The alien machine explained that humans and the Omrad shared something in common. Both species tended, rightly or not, to judge by appearances. The Omrad possessed this attribute to a much greater extent than mankind. “The Omrad,” the robot diplomat had remarked, “are impressed that the human race has a gift for looking beyond the superficial. Regrettably, the Omrad psyche and culture do not share this talent. This will be an obstacle to direct contact between the two species without the need for machine intermediaries like myself.”

“Steady, Mr. Turner. It’s okay. A stumble is not unexpected. Let’s rest a moment and then try another step.”

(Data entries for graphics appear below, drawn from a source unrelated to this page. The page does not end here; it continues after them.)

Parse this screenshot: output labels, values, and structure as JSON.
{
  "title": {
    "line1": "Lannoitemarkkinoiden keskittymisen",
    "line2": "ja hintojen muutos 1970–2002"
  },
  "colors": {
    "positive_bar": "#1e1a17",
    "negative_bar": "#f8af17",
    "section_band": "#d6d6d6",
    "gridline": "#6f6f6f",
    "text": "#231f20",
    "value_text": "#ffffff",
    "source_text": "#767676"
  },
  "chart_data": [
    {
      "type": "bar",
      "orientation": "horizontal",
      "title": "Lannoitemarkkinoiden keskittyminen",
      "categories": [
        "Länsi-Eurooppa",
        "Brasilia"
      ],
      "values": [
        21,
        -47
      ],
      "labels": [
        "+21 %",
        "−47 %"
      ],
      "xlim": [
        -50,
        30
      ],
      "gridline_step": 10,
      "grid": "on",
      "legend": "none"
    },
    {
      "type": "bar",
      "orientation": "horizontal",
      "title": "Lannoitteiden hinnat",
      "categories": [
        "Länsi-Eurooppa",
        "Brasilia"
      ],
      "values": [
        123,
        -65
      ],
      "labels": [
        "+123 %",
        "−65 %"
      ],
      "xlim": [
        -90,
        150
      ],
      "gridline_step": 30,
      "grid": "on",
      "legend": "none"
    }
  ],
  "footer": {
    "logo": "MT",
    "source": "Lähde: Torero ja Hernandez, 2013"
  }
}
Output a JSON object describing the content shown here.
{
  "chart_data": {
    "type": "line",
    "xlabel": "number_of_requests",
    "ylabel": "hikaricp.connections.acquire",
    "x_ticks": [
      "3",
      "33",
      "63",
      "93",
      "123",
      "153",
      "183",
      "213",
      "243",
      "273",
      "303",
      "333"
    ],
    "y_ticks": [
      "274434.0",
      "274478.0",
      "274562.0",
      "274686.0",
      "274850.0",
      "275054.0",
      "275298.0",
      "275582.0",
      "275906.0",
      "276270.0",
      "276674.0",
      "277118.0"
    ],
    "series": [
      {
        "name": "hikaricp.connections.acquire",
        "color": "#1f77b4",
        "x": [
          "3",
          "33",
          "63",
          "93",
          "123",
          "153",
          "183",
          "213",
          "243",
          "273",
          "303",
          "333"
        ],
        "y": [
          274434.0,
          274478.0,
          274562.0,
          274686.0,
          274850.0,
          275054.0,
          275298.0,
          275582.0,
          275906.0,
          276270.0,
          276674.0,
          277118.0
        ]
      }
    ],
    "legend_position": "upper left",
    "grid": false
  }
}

There had been a collective gasp in the room when the Omrad robot had suggested that it would be necessary for a human to be biologically re-engineered to qualify as an ambassador. Even then I knew I would volunteer.

“Shall we try another step?”

What offended the Omrad about humanity’s physical appearance is that externally humans are bilaterally symmetrical. Almost all life on the Omrad homeworld is trilaterally symmetrical, as are the Omrad themselves.

“You’re doing fine, Mr. Turner,” the robot doctor says with an inflection of reassurance.

I see my reflection in the chrome-like housing of one of the Omrad medical machines. My face is thinner and I have two more of them located circumferentially around my head. My brain has trouble processing the disorienting panoramic view. I shuffle awkwardly on three legs not sure how best to move my three arms with each step. I start to say something. I stop as my three mouths all speak in unison.

“You were about say?” drone the machine physician’s three voice synthesizers all at once.